Berikut merupakan enam inovasi teknologi terbaru yang harus diketahui para pemain di industri perhotelan:

  1. Internet of Things(IoT) yang menghubungkan berbagai perangkat melalui internet, telah banyak digunakan oleh hotel-hotel di seluruh dunia. Beberapa hal yang bisa dilakukan dengan memanfaatkan teknologi ini seperti mengendalikan lampu hingga suhu ruangan. Hal ini akan berdampak besar pada efektivitas biaya operasional hotel sehari-hari.
  2.  Big Data, penggunaan pengumpulan data berkembang pesat di hampir semua industri. Pada industri perhotelan, hal ini bisa membantu pengelola hotel dalam menawarkan pengalaman menginap yang lebih personal. Misalnya, pengelola hotel dapat membantu menyarankan lokasi wisata yang lebih tepat kepada tamu berdasarkan usia, budget, dan jenis kelamin. Pengelola hotel juga dapat membuat analisis berbasis data untuk tujuan bisnis, seperti mengidentifikasi strategi harga yang lebih baik dan evaluasi performa bisnis.
  3. Kecerdasan Buatan (Artificial Intelligence/ AI) merupakan inovasi berikutnya yang siap memberikan dampak bagi industri, termasuk industri perhotelan.
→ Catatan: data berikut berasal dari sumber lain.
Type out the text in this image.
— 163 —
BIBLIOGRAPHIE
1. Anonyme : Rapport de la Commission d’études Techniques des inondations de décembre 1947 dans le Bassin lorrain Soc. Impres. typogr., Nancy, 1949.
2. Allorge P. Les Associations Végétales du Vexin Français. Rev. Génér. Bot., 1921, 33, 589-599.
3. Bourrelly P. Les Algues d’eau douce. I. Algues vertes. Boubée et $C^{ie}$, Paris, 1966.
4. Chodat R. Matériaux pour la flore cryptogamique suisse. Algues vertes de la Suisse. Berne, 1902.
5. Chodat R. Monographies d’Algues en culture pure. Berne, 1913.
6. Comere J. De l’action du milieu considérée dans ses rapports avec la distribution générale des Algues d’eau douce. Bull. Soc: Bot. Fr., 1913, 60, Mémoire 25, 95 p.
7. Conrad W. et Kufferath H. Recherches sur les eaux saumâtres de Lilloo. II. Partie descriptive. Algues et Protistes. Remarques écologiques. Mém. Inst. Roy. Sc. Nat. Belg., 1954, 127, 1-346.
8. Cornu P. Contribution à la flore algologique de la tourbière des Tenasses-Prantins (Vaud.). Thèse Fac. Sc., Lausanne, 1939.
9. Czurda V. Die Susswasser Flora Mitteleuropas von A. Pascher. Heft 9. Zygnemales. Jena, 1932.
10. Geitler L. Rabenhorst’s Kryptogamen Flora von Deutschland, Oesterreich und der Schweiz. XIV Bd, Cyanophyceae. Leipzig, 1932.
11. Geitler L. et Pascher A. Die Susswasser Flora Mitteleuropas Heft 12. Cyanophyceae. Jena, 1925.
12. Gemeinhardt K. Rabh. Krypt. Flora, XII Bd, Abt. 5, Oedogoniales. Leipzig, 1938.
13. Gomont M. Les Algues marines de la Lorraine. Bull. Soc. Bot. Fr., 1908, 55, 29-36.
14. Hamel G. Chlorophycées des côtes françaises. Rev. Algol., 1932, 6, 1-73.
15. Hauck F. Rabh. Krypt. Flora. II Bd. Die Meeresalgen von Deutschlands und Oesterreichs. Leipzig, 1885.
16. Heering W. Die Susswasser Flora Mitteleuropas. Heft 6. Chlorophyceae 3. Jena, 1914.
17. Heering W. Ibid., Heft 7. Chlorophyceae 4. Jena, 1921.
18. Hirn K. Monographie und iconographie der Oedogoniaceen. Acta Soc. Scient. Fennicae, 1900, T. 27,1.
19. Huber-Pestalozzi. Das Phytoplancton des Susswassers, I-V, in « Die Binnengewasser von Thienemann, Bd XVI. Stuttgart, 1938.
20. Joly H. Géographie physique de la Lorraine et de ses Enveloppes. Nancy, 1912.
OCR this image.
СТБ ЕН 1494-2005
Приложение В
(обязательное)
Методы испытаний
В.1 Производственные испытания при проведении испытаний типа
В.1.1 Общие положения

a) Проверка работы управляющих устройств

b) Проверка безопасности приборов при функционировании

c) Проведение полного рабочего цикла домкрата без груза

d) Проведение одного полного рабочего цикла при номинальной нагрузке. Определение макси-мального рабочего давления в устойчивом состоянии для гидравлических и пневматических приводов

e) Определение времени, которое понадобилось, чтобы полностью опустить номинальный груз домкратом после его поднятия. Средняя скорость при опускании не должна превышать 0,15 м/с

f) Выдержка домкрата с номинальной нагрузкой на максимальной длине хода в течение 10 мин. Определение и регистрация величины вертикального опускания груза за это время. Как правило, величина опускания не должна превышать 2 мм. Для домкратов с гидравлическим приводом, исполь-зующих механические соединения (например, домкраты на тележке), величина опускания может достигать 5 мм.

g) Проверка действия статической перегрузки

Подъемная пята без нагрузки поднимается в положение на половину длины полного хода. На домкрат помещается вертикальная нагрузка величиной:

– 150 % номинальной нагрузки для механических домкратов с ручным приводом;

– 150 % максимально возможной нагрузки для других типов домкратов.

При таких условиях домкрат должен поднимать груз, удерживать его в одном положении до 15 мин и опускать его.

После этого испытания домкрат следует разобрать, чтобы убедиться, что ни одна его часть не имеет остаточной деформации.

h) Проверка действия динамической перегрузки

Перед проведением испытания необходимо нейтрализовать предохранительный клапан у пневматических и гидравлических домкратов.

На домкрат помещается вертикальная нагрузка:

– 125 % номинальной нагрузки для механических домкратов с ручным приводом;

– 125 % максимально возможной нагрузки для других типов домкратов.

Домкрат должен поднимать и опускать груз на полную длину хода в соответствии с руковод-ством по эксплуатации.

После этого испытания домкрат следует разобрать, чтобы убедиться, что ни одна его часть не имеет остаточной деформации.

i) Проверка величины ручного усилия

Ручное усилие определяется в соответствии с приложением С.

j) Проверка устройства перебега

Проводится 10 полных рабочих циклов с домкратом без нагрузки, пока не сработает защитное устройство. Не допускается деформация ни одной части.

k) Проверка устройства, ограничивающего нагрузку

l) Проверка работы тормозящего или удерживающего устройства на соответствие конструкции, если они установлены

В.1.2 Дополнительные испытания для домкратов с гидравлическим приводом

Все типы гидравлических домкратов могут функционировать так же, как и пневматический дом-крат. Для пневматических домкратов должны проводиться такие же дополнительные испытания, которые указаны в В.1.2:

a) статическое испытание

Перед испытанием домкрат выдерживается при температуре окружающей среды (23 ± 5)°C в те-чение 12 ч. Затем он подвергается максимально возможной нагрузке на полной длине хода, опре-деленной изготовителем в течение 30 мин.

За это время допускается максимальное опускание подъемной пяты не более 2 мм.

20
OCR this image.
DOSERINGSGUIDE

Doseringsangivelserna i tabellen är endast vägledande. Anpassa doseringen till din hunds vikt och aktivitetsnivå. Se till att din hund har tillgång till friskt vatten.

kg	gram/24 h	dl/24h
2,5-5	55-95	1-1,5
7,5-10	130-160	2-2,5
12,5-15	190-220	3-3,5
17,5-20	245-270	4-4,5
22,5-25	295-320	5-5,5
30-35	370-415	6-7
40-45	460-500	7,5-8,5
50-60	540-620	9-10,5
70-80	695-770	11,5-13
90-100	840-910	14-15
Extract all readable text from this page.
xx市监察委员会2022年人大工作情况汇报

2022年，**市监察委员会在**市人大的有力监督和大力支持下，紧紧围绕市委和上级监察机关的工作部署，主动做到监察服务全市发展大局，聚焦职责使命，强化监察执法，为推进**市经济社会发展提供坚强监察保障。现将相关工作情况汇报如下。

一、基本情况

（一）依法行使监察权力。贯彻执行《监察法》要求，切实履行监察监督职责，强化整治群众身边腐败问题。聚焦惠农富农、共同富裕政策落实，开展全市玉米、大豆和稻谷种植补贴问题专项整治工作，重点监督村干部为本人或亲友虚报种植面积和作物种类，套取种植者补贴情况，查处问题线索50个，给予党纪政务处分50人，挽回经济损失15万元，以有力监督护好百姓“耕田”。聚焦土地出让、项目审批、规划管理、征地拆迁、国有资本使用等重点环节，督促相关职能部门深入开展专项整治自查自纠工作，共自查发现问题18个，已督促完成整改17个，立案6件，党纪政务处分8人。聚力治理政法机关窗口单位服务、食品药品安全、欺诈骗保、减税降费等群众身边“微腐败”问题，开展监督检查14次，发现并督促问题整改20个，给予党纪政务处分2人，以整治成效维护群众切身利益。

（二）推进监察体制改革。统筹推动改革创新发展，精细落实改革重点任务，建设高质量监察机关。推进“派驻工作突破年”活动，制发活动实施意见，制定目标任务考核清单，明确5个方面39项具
Nantinya, pemilik hotel bisa memprediksi momen ketika kamar-kamar terisi penuh melalui analisis AI berdasarkan trencheck in para tamu. Teknologi ini juga bisa menentukan dengan tepat keluhan tamu dan melihatnya dari cabang dan kamar mana keluhan tersebut berasal sehingga bisa langsung ditindaklanjuti.
  4. Augmented reality(AR) untuk pengalaman yang lebih baik. Game mobile berbasis AR memainkan peran penting kala mempromosikan teknologi AR sehingga diketahui oleh banyak orang. Teknologi tersebut saat ini sedang dikembangkan oleh hotel-hotel untuk menghadirkan pengalaman yang terkesan canggih pada para tamunya. Dengan teknologi ini, tamu bisa melakukan tur virtual ke kamar dan sekeliling hotel guna mengetahui fasilitas maupun atraksi yang ditawarkan di sekitar hotel.
  5. Teknologi Pengenalan (Recognition Technology) merupakan salah satu tren teknologi yang sedang  dipelajari penggunaannya dalam industri perhotelan guna menghadirkan autentikasi biometrik yang lebih mulus. Teknologi ini bisa dimanfaatkan para tamu untuk membuka kamar hotel mereka dan melakukan check in/check out menggunakan sidik jari atau pemindaian wajah.
  6. Chatbot untuk menjawab pertanyaan, layanan yang memungkinkan para tamu untuk berinteraksi dengan AI melalui tampilan chat. Melihat banyak orang menghabiskan banyak waktu ketika menggunakan aplikasi obrolan, chatbot menawarkan potensi luar biasa untuk digunakan dengan baik di industri hotel. Chatbot bisa memahami pertanyaan sederhana dan menyediakan jawaban dalam waktu singkat. Dengan mengimplementasikan chatbot, staf hotel bisa fokus pada hal-hal yang lebih kompleks maupun pekerjaan yang lebih urgent.

Dengan bantuan teknologi, para pemain di industri perhotelan bisa mempercepat bisnis mereka, memperluas jangkauannya ke lebih banyak orang, termasuk pasar yang sedang berkembang seperti anak muda maupun para pelancong yang memahami teknologi. Tapi apakah itu artinya industri tak membutuhkan lagi tenaga manusia? saya pribadi meyakini bahwa hal itu tidak akan terjadi.

“Inovasi teknologi memungkinkan hotel dapat tampil beda di mata publik, memenuhi harapan tamu, dan memperluas pasar. Namun teknologi tidak akan pernah menggantikan kehangatan dan personalisasi yang dihadirkan oleh interaksi manusia. Di masa mendatang, meski kita akan melihat lebih banyak kemajuan teknologi, interaksi manusia akan tetap relevan. Karena teknologi memudahkan operasional, staf hotel akan lebih banyak memiliki waktu dan sumber daya untuk meningkatkan kualitas layanan serta interaksi. Bagaimanapun, bisnis perhotelan sendiri adalah sebuah seni.